Full contour $C$ that enables us to cover imaginary-time evolution and real-time evolution on a common footing. $t^{-}$ is a time on the forward branch, $t^{+}$ is a time on the backward branch, and $\tau$ is a time on the imaginary branch. This contour is parametrized by the contour time $s$, that runs from 0 to $t_{\text{exp}}$ on the forward contour, from $t_{\text{exp}}$ to $2t_{\text{exp}}$ on the backward contour, and from $2t_{\text{exp}}$ to $2t_{\text{exp}}+\beta$ on the imaginary branch.
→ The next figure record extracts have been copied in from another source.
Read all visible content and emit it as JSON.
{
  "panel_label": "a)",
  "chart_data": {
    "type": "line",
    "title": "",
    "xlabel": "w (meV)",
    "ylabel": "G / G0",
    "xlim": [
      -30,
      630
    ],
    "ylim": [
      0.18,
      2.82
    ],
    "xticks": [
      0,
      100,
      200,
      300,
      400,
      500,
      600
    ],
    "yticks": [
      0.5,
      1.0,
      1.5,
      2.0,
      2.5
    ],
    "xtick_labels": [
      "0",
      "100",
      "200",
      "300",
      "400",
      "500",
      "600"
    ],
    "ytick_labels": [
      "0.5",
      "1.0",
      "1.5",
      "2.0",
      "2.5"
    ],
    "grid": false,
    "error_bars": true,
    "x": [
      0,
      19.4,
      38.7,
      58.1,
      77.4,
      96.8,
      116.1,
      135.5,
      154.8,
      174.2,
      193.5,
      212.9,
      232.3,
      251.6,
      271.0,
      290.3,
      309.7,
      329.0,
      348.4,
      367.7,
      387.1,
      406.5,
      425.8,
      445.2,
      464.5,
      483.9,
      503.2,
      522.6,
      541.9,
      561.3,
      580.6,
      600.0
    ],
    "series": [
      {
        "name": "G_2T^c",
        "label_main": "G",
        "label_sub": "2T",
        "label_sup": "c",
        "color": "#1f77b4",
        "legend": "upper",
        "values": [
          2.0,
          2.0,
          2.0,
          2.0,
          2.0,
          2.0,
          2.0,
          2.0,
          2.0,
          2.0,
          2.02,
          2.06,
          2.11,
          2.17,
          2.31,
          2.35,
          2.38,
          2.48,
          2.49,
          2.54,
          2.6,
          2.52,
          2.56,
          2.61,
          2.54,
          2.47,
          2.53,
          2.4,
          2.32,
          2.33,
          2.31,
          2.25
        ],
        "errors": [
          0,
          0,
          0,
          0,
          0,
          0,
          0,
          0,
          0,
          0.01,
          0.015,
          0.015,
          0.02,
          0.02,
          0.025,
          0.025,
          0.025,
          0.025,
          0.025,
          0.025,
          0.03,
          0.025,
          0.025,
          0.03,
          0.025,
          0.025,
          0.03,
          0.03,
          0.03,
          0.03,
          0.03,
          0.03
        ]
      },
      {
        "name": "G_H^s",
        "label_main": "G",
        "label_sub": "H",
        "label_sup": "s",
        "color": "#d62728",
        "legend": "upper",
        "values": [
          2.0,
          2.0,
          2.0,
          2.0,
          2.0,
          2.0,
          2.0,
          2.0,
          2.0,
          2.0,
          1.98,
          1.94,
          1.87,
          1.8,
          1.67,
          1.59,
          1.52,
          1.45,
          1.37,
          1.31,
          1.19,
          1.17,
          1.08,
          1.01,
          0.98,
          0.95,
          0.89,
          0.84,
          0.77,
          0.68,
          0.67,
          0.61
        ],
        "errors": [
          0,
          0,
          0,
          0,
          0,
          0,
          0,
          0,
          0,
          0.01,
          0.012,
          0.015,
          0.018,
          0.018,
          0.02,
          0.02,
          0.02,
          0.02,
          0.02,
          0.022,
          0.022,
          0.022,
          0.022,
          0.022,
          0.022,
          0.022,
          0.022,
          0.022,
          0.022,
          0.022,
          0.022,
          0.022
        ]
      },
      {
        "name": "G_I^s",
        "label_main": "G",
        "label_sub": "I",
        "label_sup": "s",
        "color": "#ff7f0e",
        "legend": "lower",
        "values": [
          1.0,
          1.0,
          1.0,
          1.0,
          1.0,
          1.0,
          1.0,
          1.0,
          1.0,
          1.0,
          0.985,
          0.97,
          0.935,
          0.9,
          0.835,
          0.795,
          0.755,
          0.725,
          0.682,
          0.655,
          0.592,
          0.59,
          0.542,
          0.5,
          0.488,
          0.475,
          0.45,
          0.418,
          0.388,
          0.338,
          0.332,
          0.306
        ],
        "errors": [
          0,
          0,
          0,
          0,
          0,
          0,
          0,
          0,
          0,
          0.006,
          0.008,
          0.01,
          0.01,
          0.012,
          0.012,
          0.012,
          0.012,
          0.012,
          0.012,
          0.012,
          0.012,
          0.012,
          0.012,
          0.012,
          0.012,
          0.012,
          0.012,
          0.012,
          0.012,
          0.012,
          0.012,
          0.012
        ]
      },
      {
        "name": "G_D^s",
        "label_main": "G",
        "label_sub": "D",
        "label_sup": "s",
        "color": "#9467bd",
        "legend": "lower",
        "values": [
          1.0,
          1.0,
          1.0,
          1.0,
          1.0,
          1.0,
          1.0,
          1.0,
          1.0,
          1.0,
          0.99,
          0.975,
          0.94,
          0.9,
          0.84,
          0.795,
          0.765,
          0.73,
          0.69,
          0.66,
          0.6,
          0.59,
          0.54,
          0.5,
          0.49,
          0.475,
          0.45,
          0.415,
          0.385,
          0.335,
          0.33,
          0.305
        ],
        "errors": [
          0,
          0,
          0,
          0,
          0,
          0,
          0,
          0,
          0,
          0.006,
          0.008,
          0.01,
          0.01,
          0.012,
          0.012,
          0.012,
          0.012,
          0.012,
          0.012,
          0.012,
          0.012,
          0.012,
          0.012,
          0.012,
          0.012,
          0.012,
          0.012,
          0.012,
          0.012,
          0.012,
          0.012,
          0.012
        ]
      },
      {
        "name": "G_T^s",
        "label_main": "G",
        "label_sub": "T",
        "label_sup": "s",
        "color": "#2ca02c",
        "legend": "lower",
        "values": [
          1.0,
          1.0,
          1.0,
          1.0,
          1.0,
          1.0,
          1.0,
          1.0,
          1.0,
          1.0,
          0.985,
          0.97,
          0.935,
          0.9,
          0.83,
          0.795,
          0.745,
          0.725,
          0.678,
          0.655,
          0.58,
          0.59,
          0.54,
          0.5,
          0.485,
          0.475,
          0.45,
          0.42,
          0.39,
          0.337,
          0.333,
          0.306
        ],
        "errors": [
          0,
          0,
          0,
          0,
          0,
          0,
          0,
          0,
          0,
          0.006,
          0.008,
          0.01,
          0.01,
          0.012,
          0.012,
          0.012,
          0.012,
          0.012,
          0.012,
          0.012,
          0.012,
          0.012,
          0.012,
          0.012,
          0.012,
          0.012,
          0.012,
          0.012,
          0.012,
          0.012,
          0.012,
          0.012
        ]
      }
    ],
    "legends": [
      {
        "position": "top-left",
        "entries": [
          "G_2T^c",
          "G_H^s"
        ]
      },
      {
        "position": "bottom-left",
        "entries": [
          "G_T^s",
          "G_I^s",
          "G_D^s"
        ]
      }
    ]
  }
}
Note that this mapping of imaginary and real time into the complex plane leads imaginary time (the one familiar from thermodynamic perturbation theory) to end up on the imaginary axis; therefore, it's a purely imaginary number.

Figure 5

Double occupancy $\langle n_{\uparrow }{n}_{\downarrow }\rangle$ of the one-dimensional Monte Carlo simulations for different values of the Hubbard interaction $U$ of a 64-site system at $\beta =10$ seems to decay to $0.25$, the value of a free model.

Figure 6

Spin-spin correlations in 1D and 2D. (a) The spin-spin correlation functions $S(q=\pi ,t)$ decay toward the values given by the effective model (dashed line). (b) In the log-log plot we see the power-law-like behavior of $|S(q,t)-S_{\text{eff}}\left(q\right)|$ for $q=\pi$. The decay is roughly $t^{-1}$. Here $N=64$ and $\beta =10$. (c) Also in 2D we see the decay of $S(\vec{q}={(\pi ,\pi )}^T,t)$ toward the effective model. Since these are simulations of a $20\times 20$ system at $\beta =10$, the maximum time is limited to $t\approx 4.5$ as determined from finite-size scaling. (d) In 2D, the envelope of the oscillations of $|S(\vec{q},t)-S_{\text{eff}}\left(\vec{q}\right)|$ for $\vec{q}={(\pi ,\pi )}^T$ follows a long-time decay law $\propto t^{-2}$. For $U=8$ and $\beta =2.5$, this is supported by the dashed line which is $\propto J_0^4\left(4t\right)$

Figure 7

Snapshots of the spatially resolved charge-charge correlation: $|\langle n_0\left(t\right)n_i\left(t\right)\rangle -\langle n_0\left(t\right)\rangle \langle n_i\left(t\right)\rangle |$ for different times. For $t=0$ we see the characteristic exponential decay of an insulator. Between $t=1.6$ and $t=3.2$ we see that a characteristic front forms that is propagating through the lattice. The area behind this front seems to be metallic as evidenced by the lack of an exponential decay. This is a lattice of 128 sites at $\beta =10$ with an initial $U=1$.

Figure 8

For a 64-site lattice, we see that the time in which the correlation functions $C_{\mathrm{corr}}(r,t)=\langle n_0\left(t\right)n_r\left(t\right)\rangle -\langle n_0\left(t\right)\rangle \langle n_r\left(t\right)\rangle$ equilibrate depends on the initial conditions, the chosen $U$. However, for $U=1$ it seems reasonable to think of the short-ranged correlation functions as equilibrated to the effective values $C_{\text{eff}}\left(r\right)$. Note that the $y$ axis has a logarithmic scale.

Figure 9

We see the causality cone in the charge-charge correlation function $|\langle n_0\left(t\right)n_i\left(t\right)\rangle -\langle n_0\left(t\right)\rangle \langle n_i\left(t\right)\rangle |$. Figure 11 corresponds to a vertical cut along the $t$ axis.

Figure 10

Spin-spin correlation functions $\langle S_i^z\left(t\right)S_j^z\left(t\right)\rangle$ also show the horizon, but also more noise. This plot as well as Fig. 9 is for a 128-site lattice at $U=1$ and $\beta =10$.

Figure 11

Exponential suppression of $|\langle n_0\left(t\right)n_i\left(t\right)\rangle -\langle n_0\left(t\right)\rangle \langle n_i\left(t\right)\rangle |$ outside of the causality cone. The blue lines are exponentials meant as a guide to the eye. The indices $n$ correspond to different distances in the measurement of the correlation function.

Figure 12

Comparison of numerically gained mean-field data of a finite chain of 4096 sites with the asymptotic expansion given in Eq. (A8). Here $U=2$, which gives a self-consistently determined $\Delta \approx 0.34$.